Louis sat holding his mother’s hand for almost an hour. It seemed to him that the sleeping woman on the bed was a stranger. Even through the slight blurring of his sight, he knew that she looked twenty years older than the person he had known; her skin was gray and sallow, her hands were heavily veined and bruised from IVs, her arms lacked any muscle tone, and her body under the hospital gown looked shrunken and concave. A bad smell surrounded her. Louis stayed thirty minutes beyond the end of visiting hours and left only when his headaches threatened to return in full force. His mother remained asleep. Louis squeezed the rough hand, kissed her on the forehead, and rose to go.

He was almost out of the room when he glanced at the mirror and saw movement.
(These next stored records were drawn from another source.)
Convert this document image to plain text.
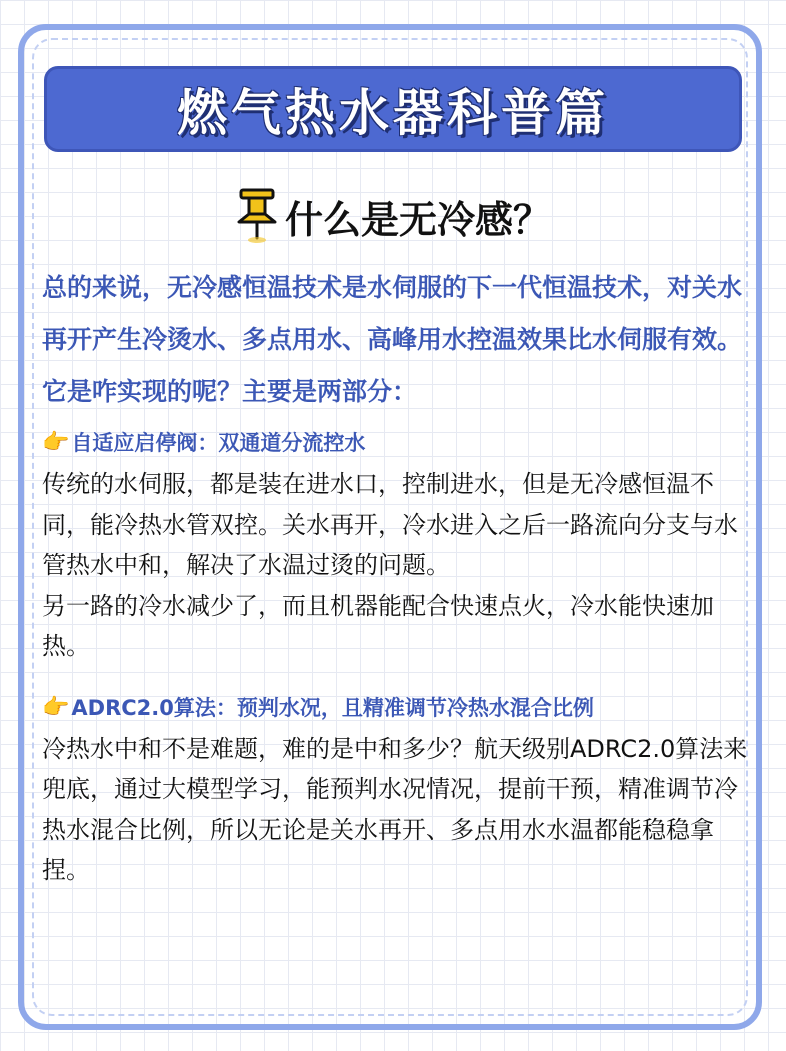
燃气热水器科普篇
什么是无冷感？

总的来说，无冷感恒温技术是水伺服的下一代恒温技术，对关水再开产生冷烫水、多点用水、高峰用水控温效果比水伺服有效。它是咋实现的呢？主要是两部分：

👉 自适应启停阀：双通道分流控水

传统的水伺服，都是装在进水口，控制进水，但是无冷感恒温不同，能冷热水管双控。关水再开，冷水进入之后一路流向分支与水管热水中和，解决了水温过烫的问题。

另一路的冷水减少了，而且机器能配合快速点火，冷水能快速加热。

👉 ADRC2.0算法：预判水况，且精准调节冷热水混合比例

冷热水中和不是难题，难的是中和多少？航天级别ADRC2.0算法来兜底，通过大模型学习，能预判水况情况，提前干预，精准调节冷热水混合比例，所以无论是关水再开、多点用水水温都能稳稳拿捏。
His mother continued to sleep but someone was sitting in the chair Louis had just vacated. He wheeled around.

The chair was empty.

Louis’s headache flared like the thrust of a heated wire behind his left eye. He turned back to the mirror, moving his head slowly so as not to exacerbate the pain and vertigo. The image in the mirror was more clear than his vision had been for days.

Something was sitting in the chair he had just vacated.

Louis blinked and moved closer to the wall mirror, squinting slightly to resolve the image. The figure on the chair was somewhat misty, slightly diffuse against a more focused background, but there was no denying the reality and solidity of it. At first Louis thought it was a child—the form was small and frail, the size of an emaciated ten-year-old—but then he leaned closer to the mirror, squinted through the haze of his headache, and all thoughts of children fled.

The small figure leaning over his mother had a large, shaven head perched on a thin neck and even thinner body. Its skin was white—not flesh white but paper white, fish-belly white—and the arms were skin and tendon wrapped tightly around long bone. The hands were pale and enormous, fingers at least six inches long, and as Louis watched they unfolded and hovered over his mother’s bedclothes. As Louis squinted he realized that the figure’s head was not shaven but simply hairless—he could see veins through the translucent flesh—and the skull was disturbingly broad, brachycephalic, and so out of proportion with the body that the sight of it made him think of photographs of embryos and fetuses. As if in response to this thought, the thing’s head began to oscillate slowly as if the long, thin neck could no longer support its weight. Louis thought of a snake closing on its prey.